Darryl Jones worked in the Orleans Parish sheriff's office. Katrina brought him to Houston and since the end of last year he's been working for Harris County Social Services Department as director of the Hurricane Katrina Relief Initiative. The staff of 14, all evacuees, work on connecting other evacuees with jobs .
"We have a staff who have been affected by Hurricane Katrina so you have people leading while bleeding meaning they've been hurt also. So it's a compassionate thing that we try as much, we do find some irrate customers who want a job, who don't want to fill out any paperwork, who don't want to hear all the other components that go with being gainfully employed."
The Initiative has a grant through the Department of Labor and is working with the Worksource which helps with education, training and job placement.
"Our goal through our contract is to reach 800, but out internal goal is 1,200."
While the main goal is to help people find jobs, the staff often find themselves helping evacuees in a number of areas. Tamara Veal was a probation and parole officer in Louisiana. She's now working with Jones in the Hurricane Katrina Relief Initiative. Veal says early on she found that what was needed was factual information.
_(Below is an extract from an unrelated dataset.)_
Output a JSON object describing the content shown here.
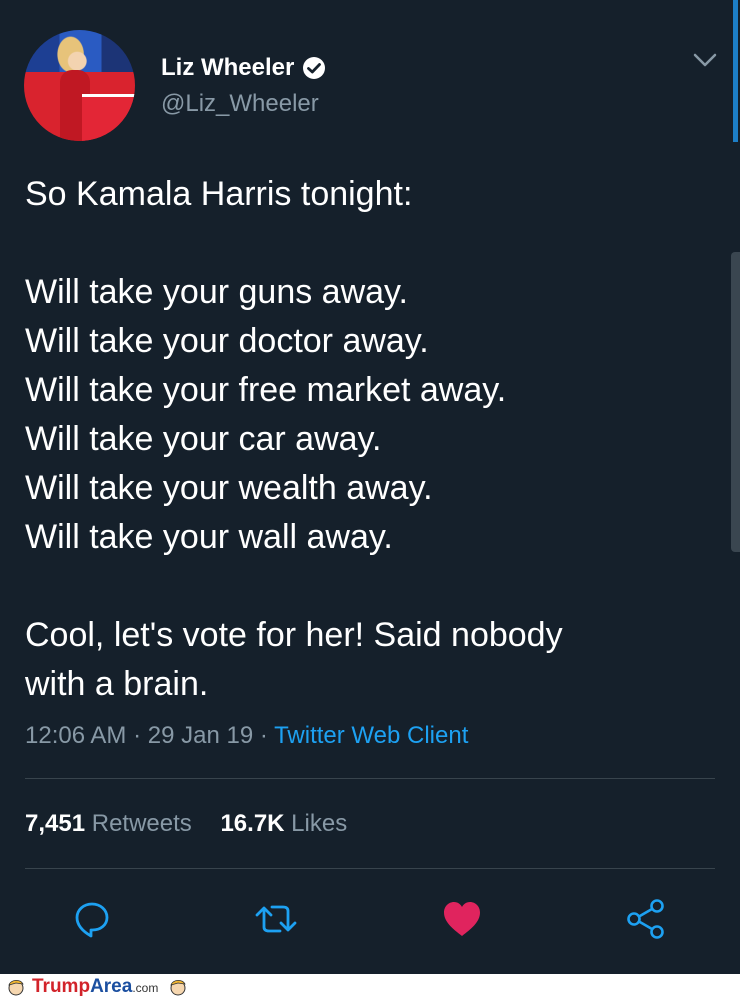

"And a lot of people we come into contact with, that's all they really want. They want something stable, they want to know the facts. That's basically what we've been doing as well as refering them to the WorkSource. But we're trying to get them in the mind frame to know that FEMA will not always be here. So we are trying to get them to the WorkSource where they can apply for jobs."
FEMA and other assitance programs do run out at some point, and Veal says they also have to help evacuees look further into the future.
"Different agencies only have a certain amount they can offer. You take advantage of that but at the same time every day you need to try to make plans for your future."
And Veal says she tries to convey that message to every evacuee she talks to ... and she says it applies to evacuees who plan to stay in Houston and to those who plan to return to New Orleans. Capella Tucker, Houston Public Radio News.